Klau Center supports research lab on human rights reparations and compliance

Author: Ashley Rowland

Diane Anibal

The Klau Center is co-funding a new initiative focused on human rights reparations and compliance with an eye toward influencing policy and practice internationally

Jointly supported by the Klau Center and the Kellogg Institute for International Studies, the Notre Dame Reparations Design and Compliance Lab is one of four Policy and Practice Research Labs begun by Kellogg to support high-impact, high-yield research intended to have a tangible influence on policies and practices affecting democracy and human development.

“We want to produce something that will make a difference in the way that policymakers act, in addition to generating the peer-reviewed books and articles that advance academic exchange,” Kellogg Institute Director Paolo Carozza said about the labs.

The Notre Dame Reparations Design and Compliance Lab is led by Diane Desierto and Aníbal Pérez-Liñán, faculty fellows of both the Kellogg Institute and the Klau Center. The Reparations Lab asks: Under what conditions do states comply with orders of international tribunals in cases involving human rights? The project will analyze, from an interdisciplinary perspective, issues surrounding current compliance as well as the future design of human rights reparations measures.

Desierto is an associate professor of human rights law and global affairs at the Keough School who specializes in international law, and Pérez-Liñán is a professor of political science and global affairs who studies democratization. He holds a joint appointment in the Department of Political Science and the Keough School. Pérez-Liñán noted that the labs “offer a unique environment to integrate the work of faculty, undergraduates, law, Master of Global Affairs students, and doctoral candidates.”

Additional Kellogg Institute Policy and Practice Research Labs include the Integral Human Development Research Lab, led by Faculty Fellows Clemens Sedmak and Emmanuel Katongole, the Initiative on International Economic Integration, led by Faculty Fellow Jeff Bergstrand, and The Notre Dame Transitional Justice Lab, led by Faculty Fellow Guillermo Trejo.

Carozza noted the relevance of the initiatives, which address the Kellogg Institute’s core research themes of democracy and human development.

“All of them are responding to very concrete, timely, urgent problems and issues,” he said. “All of them, in addressing these issues, are doing so in ways that creatively use sophisticated social science research methods.”

“If they’re successful,” he added, “then they’re going to be changing the field. Not just the way we talk about the field in our scholarly work, but the underlying reality of the field itself.”
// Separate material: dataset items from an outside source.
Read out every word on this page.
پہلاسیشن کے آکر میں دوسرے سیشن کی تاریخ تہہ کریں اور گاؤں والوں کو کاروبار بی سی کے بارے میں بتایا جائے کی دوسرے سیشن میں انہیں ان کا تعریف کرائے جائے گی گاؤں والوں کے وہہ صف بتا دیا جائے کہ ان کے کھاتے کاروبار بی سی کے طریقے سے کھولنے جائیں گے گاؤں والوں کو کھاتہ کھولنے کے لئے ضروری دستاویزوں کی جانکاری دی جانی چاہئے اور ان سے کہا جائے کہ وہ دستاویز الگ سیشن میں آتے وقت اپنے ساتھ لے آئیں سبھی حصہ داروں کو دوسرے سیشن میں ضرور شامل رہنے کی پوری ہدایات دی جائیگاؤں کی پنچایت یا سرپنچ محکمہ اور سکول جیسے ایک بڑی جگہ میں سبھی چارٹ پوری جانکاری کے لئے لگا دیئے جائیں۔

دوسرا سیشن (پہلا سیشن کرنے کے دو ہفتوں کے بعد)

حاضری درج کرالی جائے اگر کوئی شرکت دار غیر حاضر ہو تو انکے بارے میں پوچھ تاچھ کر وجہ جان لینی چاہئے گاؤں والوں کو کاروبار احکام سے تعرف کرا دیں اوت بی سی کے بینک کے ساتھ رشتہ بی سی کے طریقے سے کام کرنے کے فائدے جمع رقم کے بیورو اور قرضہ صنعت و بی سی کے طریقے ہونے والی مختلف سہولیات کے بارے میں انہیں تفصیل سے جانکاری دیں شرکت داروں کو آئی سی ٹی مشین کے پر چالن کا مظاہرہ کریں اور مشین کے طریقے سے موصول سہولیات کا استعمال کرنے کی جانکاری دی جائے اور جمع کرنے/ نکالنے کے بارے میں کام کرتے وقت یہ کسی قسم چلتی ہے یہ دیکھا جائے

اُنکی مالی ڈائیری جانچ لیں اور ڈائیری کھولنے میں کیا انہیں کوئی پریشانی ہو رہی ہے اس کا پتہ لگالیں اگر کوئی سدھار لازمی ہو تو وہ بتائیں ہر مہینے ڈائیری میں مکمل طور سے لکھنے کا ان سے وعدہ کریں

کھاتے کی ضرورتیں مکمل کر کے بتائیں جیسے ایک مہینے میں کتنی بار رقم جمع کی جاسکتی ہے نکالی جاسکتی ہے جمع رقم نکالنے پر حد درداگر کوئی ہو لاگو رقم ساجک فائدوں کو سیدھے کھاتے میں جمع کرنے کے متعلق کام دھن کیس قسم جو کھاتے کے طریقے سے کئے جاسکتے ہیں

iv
The lab program’s goal of influencing policy supports the mandate of the Keough School, the parent institution of both Klau and Kellogg at the University of Notre Dame. Founded in 2014, the Keough School promotes integral human development through research and global engagement.

Carozza said that as Kellogg’s role within the Keough School has become more defined, “the labs seemed like a natural and fitting way to achieve our goal of producing faculty work that will impact policy.”

The Policy and Practice Research Labs are led by one or two faculty fellows and are targeted in their focus to intentionally bridge the worlds of research and policy while maintaining a focus on rigorous scholarly inquiry.

“They go a step beyond basic research by disseminating knowledge to end users outside of the academic arena and partnering with international actors to help improve practices,” Carozza said.

“The nature of the research questions they were asking lent itself to a different kind of output and impact,” he said.